Emine Saner 

Your next box set: Agatha Christie’s Poirot

The hour-long episodes are delicious morsels, with beautiful art deco architecture, perfectly paced sleuthing – and a dishy English gent as Hercule Poirot's comedy sidekick, writes Emine Saner
  
  

David Suchet as Hercule Poirot
David Suchet, the definitive Poirot. Photograph: PR

"You almost succeeded in confusing Poirot!" says our favourite meticulous Belgian detective to the culprit in The Double Clue, revealing two important things – he often talks about himself in the third person, and he is never confused for long. Hercule Poirot's brain, you see – under that sweep of thinning blackened hair – is bigger than yours. He misses nothing, and 65 crimes in (this complete box set, out on 15 August, includes all episodes so far) he is still as sharp as his three-piece suits.

The series started in 1989 with The Adventure of Clapham Cook, which set the tone – seriously played, but with flashes of humour. On a trail in the Lake District, Poirot is furious with the beautiful countryside (he has to tiptoe through cowpats). It is, he says with contempt, "a wasteland!" In these early episodes, David Suchet is still feeling his way in the patent spats of Agatha Christie's hero. It is a credit to Suchet that his willingness to give so much of his career to this man – self-regarding, brilliant and often irritating – has produced the definitive Poirot.

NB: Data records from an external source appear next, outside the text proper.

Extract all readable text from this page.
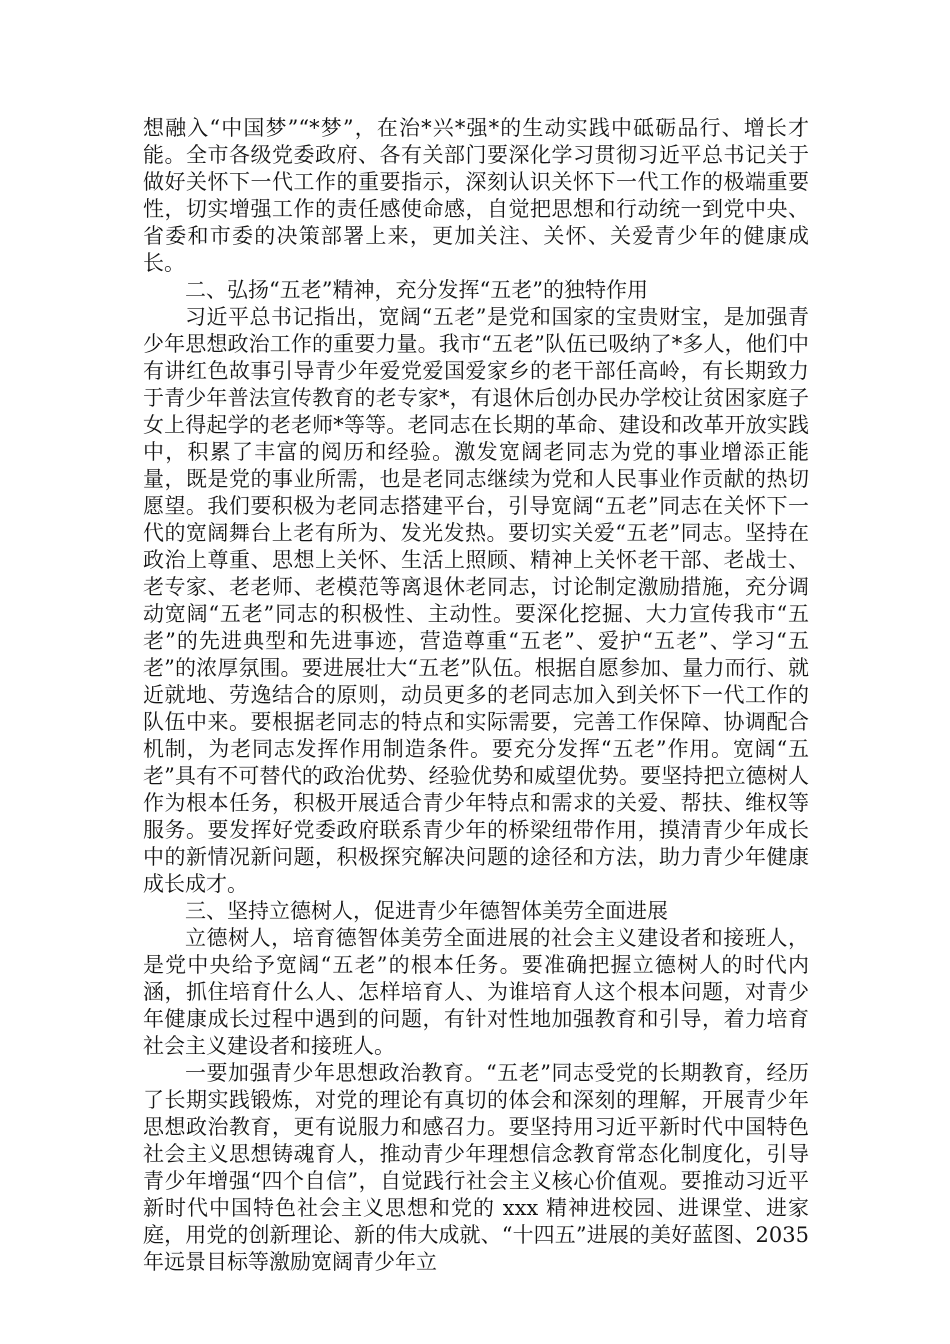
想融入“中国梦”“*梦”，在治*兴*强*的生动实践中砥砺品行、增长才能。全市各级党委政府、各有关部门要深化学习贯彻习近平总书记关于做好关怀下一代工作的重要指示，深刻认识关怀下一代工作的极端重要性，切实增强工作的责任感使命感，自觉把思想和行动统一到党中央、省委和市委的决策部署上来，更加关注、关怀、关爱青少年的健康成长。

二、弘扬“五老”精神，充分发挥“五老”的独特作用

习近平总书记指出，宽阔“五老”是党和国家的宝贵财宝，是加强青少年思想政治工作的重要力量。我市“五老”队伍已吸纳了*多人，他们中有讲红色故事引导青少年爱党爱国爱家乡的老干部任高岭，有长期致力于青少年普法宣传教育的老专家*，有退休后创办民办学校让贫困家庭子女上得起学的老老师*等等。老同志在长期的革命、建设和改革开放实践中，积累了丰富的阅历和经验。激发宽阔老同志为党的事业增添正能量，既是党的事业所需，也是老同志继续为党和人民事业作贡献的热切愿望。我们要积极为老同志搭建平台，引导宽阔“五老”同志在关怀下一代的宽阔舞台上老有所为、发光发热。要切实关爱“五老”同志。坚持在政治上尊重、思想上关怀、生活上照顾、精神上关怀老干部、老战士、老专家、老老师、老模范等离退休老同志，讨论制定激励措施，充分调动宽阔“五老”同志的积极性、主动性。要深化挖掘、大力宣传我市“五老”的先进典型和先进事迹，营造尊重“五老”、爱护“五老”、学习“五老”的浓厚氛围。要进展壮大“五老”队伍。根据自愿参加、量力而行、就近就地、劳逸结合的原则，动员更多的老同志加入到关怀下一代工作的队伍中来。要根据老同志的特点和实际需要，完善工作保障、协调配合机制，为老同志发挥作用制造条件。要充分发挥“五老”作用。宽阔“五老”具有不可替代的政治优势、经验优势和威望优势。要坚持把立德树人作为根本任务，积极开展适合青少年特点和需求的关爱、帮扶、维权等服务。要发挥好党委政府联系青少年的桥梁纽带作用，摸清青少年成长中的新情况新问题，积极探究解决问题的途径和方法，助力青少年健康成长成才。

三、坚持立德树人，促进青少年德智体美劳全面进展

立德树人，培育德智体美劳全面进展的社会主义建设者和接班人，是党中央给予宽阔“五老”的根本任务。要准确把握立德树人的时代内涵，抓住培育什么人、怎样培育人、为谁培育人这个根本问题，对青少年健康成长过程中遇到的问题，有针对性地加强教育和引导，着力培育社会主义建设者和接班人。

一要加强青少年思想政治教育。“五老”同志受党的长期教育，经历了长期实践锻炼，对党的理论有真切的体会和深刻的理解，开展青少年思想政治教育，更有说服力和感召力。要坚持用习近平新时代中国特色社会主义思想铸魂育人，推动青少年理想信念教育常态化制度化，引导青少年增强“四个自信”，自觉践行社会主义核心价值观。要推动习近平新时代中国特色社会主义思想和党的 xxx 精神进校园、进课堂、进家庭，用党的创新理论、新的伟大成就、“十四五”进展的美好蓝图、2035 年远景目标等激励宽阔青少年立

The hour-long episodes are delicious morsels, with beautiful art deco architecture, perfectly paced sleuthing and Captain Hastings, the comedy sidekick and dishy English gent. In the moving The Chocolate Box, we get to see the young Hercule; others, such as The ABC Murders, are just plain thrilling.

Five Little Pigs, the first of the lavish feature-length, all-star episodes, was shown in 2003 (in this, as in others, the plot has been tinkered with but not detrimentally). It gave the series a boost, though recent episodes have become too tongue-in-cheek for me. Last year's Murder on the Orient Express changed tack totally – it was wonderfully dark, but took itself too seriously. Perhaps they can't win.

Anyway, it did bode well for the few Christie stories still to be filmed (I hope). For Poirot, says his friend in one episode, "a life without mystery would be like roast beef without the mustard." The same is true for his fans.